Meredith Wilder Los Pandos (Self-released)

Los Pandos comes after Meredith Wilder’s 2017 recording The Immoralist. As listeners recall, Wilder made Burque her home through 2016, fronting the folk rock ensemble Wildewood whilst in residence in good old Dirt City. The Immoralist marked a turning point in Wilder’s career; she now works outta Colorado and recorded this new EP while working as an artist in residence at the Helene Wurlitzer Foundation in Taos. “Cranesbill Geranium,” is a haunting affair that drifts and shimmers right in front of you before slipping away on the wind. Wilder’s cover of Patsy Cline’s “She’s Got You” transforms echo-soaked, adolescent doo-wop into a forlorn, shoegazy anthem that I am 100 percent certain woulda thought was being sung by Kim and Kelley Deal had I heard it anywhere else but Bandcamp. The intense intricacy of the last track confirms Wilder as an essential voice in this world and el norte too.

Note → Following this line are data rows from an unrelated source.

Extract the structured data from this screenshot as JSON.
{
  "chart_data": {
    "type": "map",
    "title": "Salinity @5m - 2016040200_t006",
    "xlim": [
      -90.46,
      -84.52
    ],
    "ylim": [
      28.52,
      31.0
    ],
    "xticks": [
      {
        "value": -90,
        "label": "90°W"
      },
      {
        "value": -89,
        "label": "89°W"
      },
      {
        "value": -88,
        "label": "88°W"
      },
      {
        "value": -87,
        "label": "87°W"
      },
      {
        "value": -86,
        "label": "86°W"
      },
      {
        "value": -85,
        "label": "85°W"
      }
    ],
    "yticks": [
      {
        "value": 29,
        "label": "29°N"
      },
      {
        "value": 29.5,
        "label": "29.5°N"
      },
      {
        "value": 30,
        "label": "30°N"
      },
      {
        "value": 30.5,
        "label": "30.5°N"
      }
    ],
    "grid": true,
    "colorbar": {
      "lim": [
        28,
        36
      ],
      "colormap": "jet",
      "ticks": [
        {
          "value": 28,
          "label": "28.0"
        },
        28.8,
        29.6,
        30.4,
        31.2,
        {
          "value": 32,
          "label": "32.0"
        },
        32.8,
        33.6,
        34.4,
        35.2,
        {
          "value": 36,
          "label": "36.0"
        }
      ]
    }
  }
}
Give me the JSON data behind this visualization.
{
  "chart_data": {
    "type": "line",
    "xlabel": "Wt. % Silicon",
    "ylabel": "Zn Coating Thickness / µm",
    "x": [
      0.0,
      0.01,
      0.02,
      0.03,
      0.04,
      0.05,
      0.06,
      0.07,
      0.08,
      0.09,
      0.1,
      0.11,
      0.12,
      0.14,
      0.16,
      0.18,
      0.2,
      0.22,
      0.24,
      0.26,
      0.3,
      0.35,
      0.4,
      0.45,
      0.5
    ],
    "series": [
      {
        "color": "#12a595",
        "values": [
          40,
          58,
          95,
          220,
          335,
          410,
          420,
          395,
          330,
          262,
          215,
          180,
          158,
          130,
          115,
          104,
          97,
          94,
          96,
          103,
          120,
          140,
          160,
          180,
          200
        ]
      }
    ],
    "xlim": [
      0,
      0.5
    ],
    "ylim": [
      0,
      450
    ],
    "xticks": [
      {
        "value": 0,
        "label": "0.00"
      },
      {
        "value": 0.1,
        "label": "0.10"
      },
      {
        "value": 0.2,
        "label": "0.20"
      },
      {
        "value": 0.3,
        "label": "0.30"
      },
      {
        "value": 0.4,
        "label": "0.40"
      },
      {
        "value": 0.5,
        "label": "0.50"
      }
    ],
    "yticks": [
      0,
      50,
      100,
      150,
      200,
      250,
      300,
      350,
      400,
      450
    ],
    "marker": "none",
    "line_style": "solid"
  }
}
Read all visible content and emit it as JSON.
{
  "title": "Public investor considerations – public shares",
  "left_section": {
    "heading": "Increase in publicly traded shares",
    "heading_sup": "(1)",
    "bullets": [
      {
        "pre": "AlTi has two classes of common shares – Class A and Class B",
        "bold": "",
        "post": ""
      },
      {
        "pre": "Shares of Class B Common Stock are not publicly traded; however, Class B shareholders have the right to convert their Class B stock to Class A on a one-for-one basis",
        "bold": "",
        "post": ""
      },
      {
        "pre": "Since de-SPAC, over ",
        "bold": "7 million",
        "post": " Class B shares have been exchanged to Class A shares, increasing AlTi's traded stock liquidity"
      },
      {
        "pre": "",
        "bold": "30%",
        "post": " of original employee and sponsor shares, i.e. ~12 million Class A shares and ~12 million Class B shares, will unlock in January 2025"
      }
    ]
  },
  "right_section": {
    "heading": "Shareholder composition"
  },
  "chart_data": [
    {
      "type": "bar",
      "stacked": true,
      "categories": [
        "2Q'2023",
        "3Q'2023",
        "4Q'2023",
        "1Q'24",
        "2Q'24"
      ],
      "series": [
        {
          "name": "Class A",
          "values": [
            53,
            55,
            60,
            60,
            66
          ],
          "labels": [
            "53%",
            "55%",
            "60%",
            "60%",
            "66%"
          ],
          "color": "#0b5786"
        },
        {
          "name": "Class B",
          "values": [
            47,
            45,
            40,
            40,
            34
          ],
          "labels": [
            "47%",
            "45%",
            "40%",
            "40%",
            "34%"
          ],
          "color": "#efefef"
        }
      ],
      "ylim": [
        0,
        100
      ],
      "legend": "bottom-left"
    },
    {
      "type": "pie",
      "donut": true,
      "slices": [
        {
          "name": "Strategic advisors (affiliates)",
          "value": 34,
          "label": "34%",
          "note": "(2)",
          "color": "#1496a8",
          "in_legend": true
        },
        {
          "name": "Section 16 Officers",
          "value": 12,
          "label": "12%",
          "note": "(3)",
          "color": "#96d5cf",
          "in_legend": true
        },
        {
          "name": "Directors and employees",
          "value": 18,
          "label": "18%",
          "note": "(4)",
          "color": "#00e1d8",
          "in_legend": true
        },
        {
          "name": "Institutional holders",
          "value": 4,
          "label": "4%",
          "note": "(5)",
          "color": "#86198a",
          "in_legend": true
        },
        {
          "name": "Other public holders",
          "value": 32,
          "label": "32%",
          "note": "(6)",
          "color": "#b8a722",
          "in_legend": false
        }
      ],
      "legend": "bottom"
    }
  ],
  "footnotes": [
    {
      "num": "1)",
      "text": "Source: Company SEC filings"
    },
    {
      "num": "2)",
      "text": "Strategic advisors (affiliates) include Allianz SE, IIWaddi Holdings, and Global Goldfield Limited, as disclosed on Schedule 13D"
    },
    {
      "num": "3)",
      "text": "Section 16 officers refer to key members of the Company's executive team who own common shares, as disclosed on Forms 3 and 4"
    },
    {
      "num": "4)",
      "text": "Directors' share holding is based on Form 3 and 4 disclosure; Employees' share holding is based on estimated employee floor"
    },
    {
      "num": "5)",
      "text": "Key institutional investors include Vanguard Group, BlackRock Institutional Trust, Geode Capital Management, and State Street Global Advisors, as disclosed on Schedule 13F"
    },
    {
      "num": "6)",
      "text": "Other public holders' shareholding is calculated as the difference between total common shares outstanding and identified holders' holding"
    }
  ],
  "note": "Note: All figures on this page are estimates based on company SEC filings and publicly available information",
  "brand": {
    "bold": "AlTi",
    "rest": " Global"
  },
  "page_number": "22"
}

Levi The Poet Cataracts (Self-released)

I left Albuquerque in 1994 and went to Uxbridge. I hated slam poetry. It was everywhere, especially in rock clubs. On weeknights, dudes with poet voice and dames with super-articulation of the hands ruled joints like The Dingo Bar. When I got back to Burque at the end of the millennium, that shit was as dead as a doornail, thank Hashem. Ironically its derivatives are alive and well in Europe if not here at home. That’s where Burqueño flow-master Levi the Poet continues to get a substantial draw. His work is interesting in that his spoken words are often at dynamic odds with the music in the background. That technique—and this album—remind me of the time The Doors recorded themselves jamming out while Morrison read his obscure poems. When it works it’s glorious; when it doesn’t, it sounds more contrived than Uncle Junior singing Italian love songs. Same here, dudes, same here.